HR people can ask them for several reasons. First, it may be an indirect way to learn if you are ready to work overtime or do other tasks, unrelated to your work responsibilities. Second, they can check how you react in a situation of stress. If you are seeking a position that involves work with customers, you will probably need to have Buddha-like self-control to deal with unpleasant situations.

One way to tackle this challenge would be to say: “That’s a strange question to ask. No one has ever asked me this question before in an interview. Why would you be interested to know that?” In many cases, the interviewer will simply drop the question. Or, they can try to focus the question, while you can come up with some ideas how to respond without losing your self-respect.

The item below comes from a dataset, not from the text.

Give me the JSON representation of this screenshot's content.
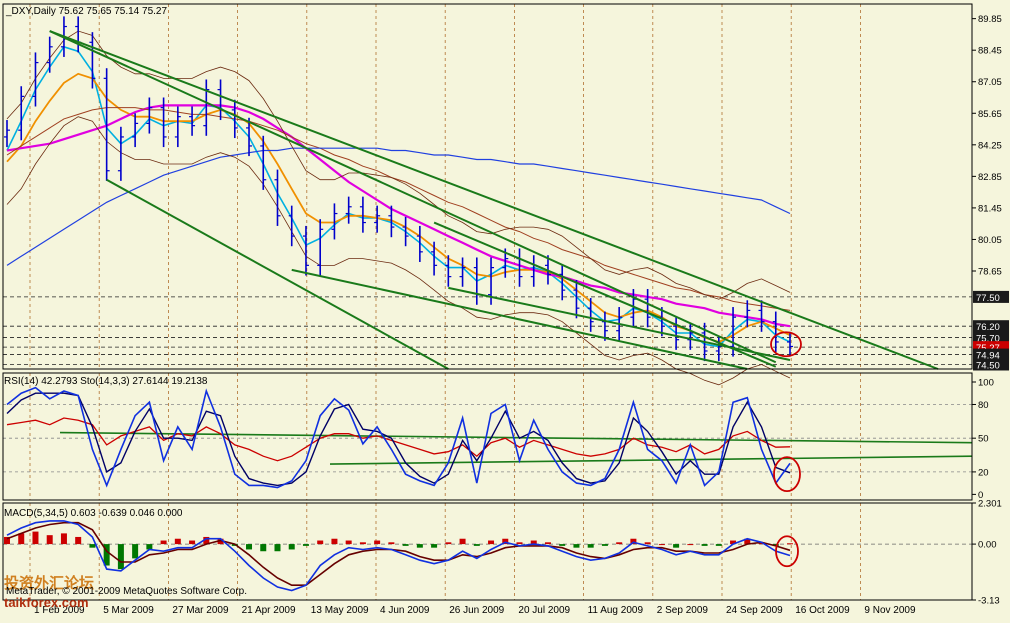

2) “Encyclopaedic” questions

“How many cows are there in New Zealand?”, “Can you tell me three names of recent Nobel prize winners?”, “Who first reached the South Pole?” – such questions are to check your reaction in the situation of uncertainty. Will you feel at a loss? Or show indifference and reply “I don’t care.” Or make a random guess … Or will you probably use some strategies to discover the right answer the quickest possible?

You could think aloud or ask if you can use the Internet to find the answer. Sometimes the questions are compiled in such a way that it will be difficult to find the answer at once, you will need out-of-the-box thinking to discover it.

3) Creative questions

“If you could have a dinner with any famous person, dead or alive, whom would you choose?”, “If you were a word, what would it be?”, “Would you prefer to be an animal or a robot?” – these questions test your wits and creativity. In addition, you will reveal your values, which will allow your interviewers feel if you fit their corporate culture.

Before answering such a question, try to smile. You can also use some filler “Oh, that’s an interesting question. Let me think a moment”. Doing so, you will win some time to come up with an idea.

4) Funny requests

“We are bored. Could you sing a song?” or “Tell me a joke”. Candidates who experienced such unusual requests can feel humiliated or embarrassed. If you feel that you are not Sting or Madonna or George Carlin, you can consider changing the subject “I’d rather get to the point. Actually, I prefer to demonstrate the skills I possess rather than the skills I don’t have. If you wrote “singing skills” in your job description, I’d probably not consider this vacancy.

From my perspective, it is not really important if you follow the request or not. The most essential thing is not to lose your nerve and stay calm. This way you can produce an impression of a focused and self-confident person.

In any case, if the requests or questions are particularly offensive, it may be wise to walk out of such interview. You probably wouldn’t like to work for a company where corporate culture presupposes treating people aggressively and disrespectfully!